[Lazarus] Lazarus config woes

Hans-Peter Diettrich DrDiettrich1 at aol.com
Wed Mar 30 19:05:48 CEST 2011


michael.vancanneyt at wisa.be schrieb:
> 
> 
> On Wed, 30 Mar 2011, Hans-Peter Diettrich wrote:
> 
>> michael.vancanneyt at wisa.be schrieb:
>>
>>>> IMO the IDE should look for a configuration in the current (EXE) 
>>>> directory first, and only into the common directory when no config 
>>>> can be found there.
>>>
>>> Well, definitely not on Unix. On unix, the EXE directory should never 
>>> contain config files.
>>
>> I dare to disagree. A SVN checkout is writeable, and this is where the 
>> EXE is stored, along with the related source files. Consequently the 
>> config should be stored there as well.
> 
> No, no and once more: no.
> 
> This is a typical Windows user reasoning which is total nonsense on unix.
> You should never ever leave a config file or an executable in a source
> directory, it's plain wrong to do so. I don't know a single unix 
> application
> that does this.

Reality check, please!

Your considerations apply to standard installations only, not to SVN 
checkouts. Standard installations, regardless of the OS, should have 
separate *and versioned* places for sources, binaries and settings.

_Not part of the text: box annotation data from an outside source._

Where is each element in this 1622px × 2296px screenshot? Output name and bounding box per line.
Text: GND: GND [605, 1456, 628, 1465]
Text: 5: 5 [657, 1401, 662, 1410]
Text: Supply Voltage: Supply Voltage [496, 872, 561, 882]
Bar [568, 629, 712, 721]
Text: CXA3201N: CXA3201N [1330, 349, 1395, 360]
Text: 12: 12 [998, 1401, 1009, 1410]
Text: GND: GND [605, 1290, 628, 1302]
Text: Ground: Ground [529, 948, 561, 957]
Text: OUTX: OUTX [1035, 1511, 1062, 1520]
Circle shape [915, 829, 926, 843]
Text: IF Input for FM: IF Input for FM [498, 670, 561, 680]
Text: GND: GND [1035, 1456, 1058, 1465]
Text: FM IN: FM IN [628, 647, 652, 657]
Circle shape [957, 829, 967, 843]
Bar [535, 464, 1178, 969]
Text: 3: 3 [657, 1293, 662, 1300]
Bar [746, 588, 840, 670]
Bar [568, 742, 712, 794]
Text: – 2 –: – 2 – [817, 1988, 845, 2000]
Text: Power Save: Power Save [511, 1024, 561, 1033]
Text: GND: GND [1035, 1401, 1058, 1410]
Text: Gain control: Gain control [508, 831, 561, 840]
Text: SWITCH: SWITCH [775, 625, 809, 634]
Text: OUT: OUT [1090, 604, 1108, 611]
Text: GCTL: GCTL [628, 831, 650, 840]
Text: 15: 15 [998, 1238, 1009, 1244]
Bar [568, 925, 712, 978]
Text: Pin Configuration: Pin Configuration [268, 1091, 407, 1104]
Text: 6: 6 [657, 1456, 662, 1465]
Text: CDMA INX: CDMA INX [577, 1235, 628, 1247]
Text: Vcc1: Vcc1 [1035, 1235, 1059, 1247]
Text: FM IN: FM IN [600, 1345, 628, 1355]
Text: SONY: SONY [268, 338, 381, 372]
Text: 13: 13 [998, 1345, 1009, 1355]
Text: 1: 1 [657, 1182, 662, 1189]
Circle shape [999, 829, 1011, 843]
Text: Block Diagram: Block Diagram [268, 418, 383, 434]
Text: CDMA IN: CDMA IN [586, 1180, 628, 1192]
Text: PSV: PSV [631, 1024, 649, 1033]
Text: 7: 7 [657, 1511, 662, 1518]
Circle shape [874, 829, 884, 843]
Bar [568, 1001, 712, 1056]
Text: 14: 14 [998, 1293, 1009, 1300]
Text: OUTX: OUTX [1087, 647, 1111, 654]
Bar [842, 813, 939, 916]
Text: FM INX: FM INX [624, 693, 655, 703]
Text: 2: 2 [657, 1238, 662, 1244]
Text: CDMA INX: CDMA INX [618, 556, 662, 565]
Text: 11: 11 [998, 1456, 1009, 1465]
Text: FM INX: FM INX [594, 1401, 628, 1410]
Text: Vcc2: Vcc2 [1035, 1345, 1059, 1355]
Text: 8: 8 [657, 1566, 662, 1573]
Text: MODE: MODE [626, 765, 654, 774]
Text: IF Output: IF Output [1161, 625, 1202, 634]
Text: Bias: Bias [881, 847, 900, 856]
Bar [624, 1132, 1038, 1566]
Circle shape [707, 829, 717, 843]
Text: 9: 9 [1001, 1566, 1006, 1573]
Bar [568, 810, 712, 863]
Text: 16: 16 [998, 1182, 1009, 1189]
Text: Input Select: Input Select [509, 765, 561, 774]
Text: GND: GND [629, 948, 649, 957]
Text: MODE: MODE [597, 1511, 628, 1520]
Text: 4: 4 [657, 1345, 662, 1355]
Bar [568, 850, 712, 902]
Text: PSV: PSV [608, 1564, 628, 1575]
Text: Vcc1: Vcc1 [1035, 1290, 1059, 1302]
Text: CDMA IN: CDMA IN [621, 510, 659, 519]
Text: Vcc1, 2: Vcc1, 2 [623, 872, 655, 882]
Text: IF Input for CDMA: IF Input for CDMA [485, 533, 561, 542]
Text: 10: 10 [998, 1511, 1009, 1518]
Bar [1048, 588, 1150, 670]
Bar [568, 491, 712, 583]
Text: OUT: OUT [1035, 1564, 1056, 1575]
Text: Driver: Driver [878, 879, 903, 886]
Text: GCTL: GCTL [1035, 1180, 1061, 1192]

> Config files belong in 1 of 3 places:
> 
> under /etc/myapp
> under ~/.myapp
> under ~/config/myapp
> 
> If you want to support multiple configurations, create subdirectories of
> these directories, period.

Bullshit :-(

Windows suffered, and still suffers, from a monolithic registry - and 
this exactly is what you suggest with version-subdirectories.

SVN checkouts and other experimental stuff should reside in user-land, 
fully contained inside their own directory tree, so that they are 
independent from any parallel installations.

> Don't try to force Windows habits on Unix users.

I'm not Windows specific at all. Wherever multiple versions of the same 
application are installed, every installation must have its private 
configuration. So it's only natural to keep that configuration together 
with the source and binaries, in user-land.